Dortmund dipaksa mengiyakan keunggulan Tottenham 1-3 di Wembley, dalam laga Grup H Liga Champions, Kamis (14/9/2017) dinihari WIB. Son Heung-min mengejutkan Dortmund usai mencetak gol cepat di menit keempat.

Pemain baru Dortmund Andriy Yarmolenko menyamakan skor di menit 11. Tapi Spurs cuma butuh empat menit untuk kembali memimpin usai Harry Kane membobol gawang Roman Buerki. Pada akhirnya, Kane memastikan kemenangan Spurs dengan gol keduanya di menit 60.

Enam menit kemudian Goetze masuk ke lapangan, menggantikan Shinji Kagawa. Di injury time, Goetze terkapar setelah wajahnya terkena lengan Jan Vertonghen sembari mulutnya mengeluarkan darah.

Konsekuensi bagi bek Tottenham itu wasit mengacungkan kartu kuning kedua buat dia, yang artinya harus meninggalkan permainan.

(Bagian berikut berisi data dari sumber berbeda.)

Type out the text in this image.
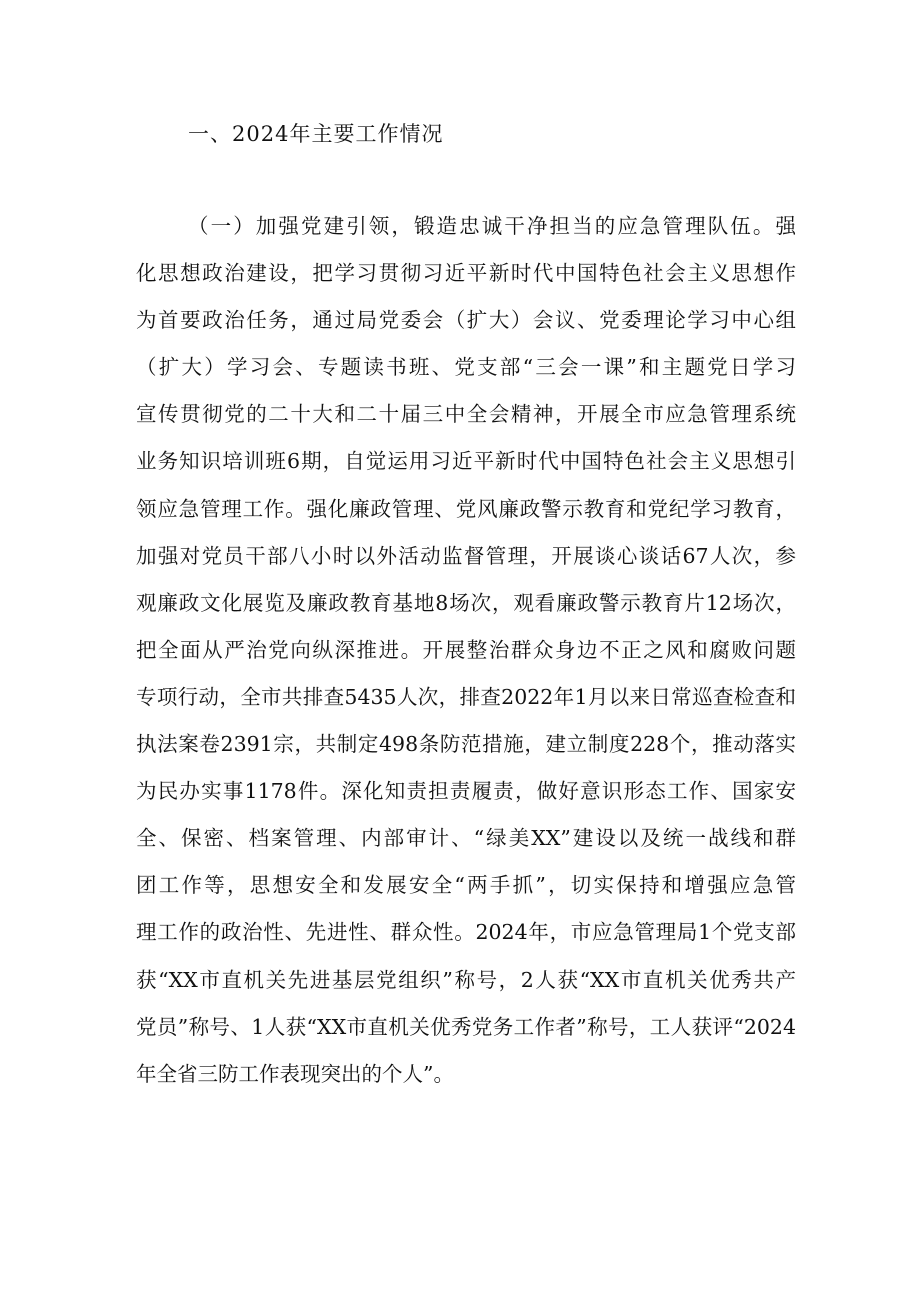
一、2024年主要工作情况
（一）加强党建引领，锻造忠诚干净担当的应急管理队伍。强
化思想政治建设，把学习贯彻习近平新时代中国特色社会主义思想作
为首要政治任务，通过局党委会（扩大）会议、党委理论学习中心组
（扩大）学习会、专题读书班、党支部“三会一课”和主题党日学习
宣传贯彻党的二十大和二十届三中全会精神，开展全市应急管理系统
业务知识培训班6期，自觉运用习近平新时代中国特色社会主义思想引
领应急管理工作。强化廉政管理、党风廉政警示教育和党纪学习教育，
加强对党员干部八小时以外活动监督管理，开展谈心谈话67人次，参
观廉政文化展览及廉政教育基地8场次，观看廉政警示教育片12场次，
把全面从严治党向纵深推进。开展整治群众身边不正之风和腐败问题
专项行动，全市共排查5435人次，排查2022年1月以来日常巡查检查和
执法案卷2391宗，共制定498条防范措施，建立制度228个，推动落实
为民办实事1178件。深化知责担责履责，做好意识形态工作、国家安
全、保密、档案管理、内部审计、“绿美XX”建设以及统一战线和群
团工作等，思想安全和发展安全“两手抓”，切实保持和增强应急管
理工作的政治性、先进性、群众性。2024年，市应急管理局1个党支部
获“XX市直机关先进基层党组织”称号，2人获“XX市直机关优秀共产
党员”称号、1人获“XX市直机关优秀党务工作者”称号，工人获评“2024
年全省三防工作表现突出的个人”。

Usai pertandingan, pelatih Dortmund Peter Bosz mengungkapkan bahwa gigi-gigi Goetze terimbas dengan insiden itu. “Mario memiliki masalah dengan gigi-giginya, dan dia harus melakukan perawatan dengan dokter gigi,” Bosz menjelaskan yang dikutip The Sun.

“Tidak terlihat bagus untuk dia. Beberapa giginya tidak lagi berada di tempat yang seharusnya. Saya sudah merasa sakit hanya dengan membicarakannya.”

Di sisi lain, Vertonghen merasa kartu merahnya tidak adil. Menurut dia, insiden itu murni kecelakaan.

“Saya pikir wasit sudah salah, bahkan pemain Dortmund terlihat terkejut kok,” sembur bek Belgia itu. “Seseorang datang ke arah lengan saya, tapi malah saya dikartu merah. Saya benar-benar tidak berniat memukul lawan.”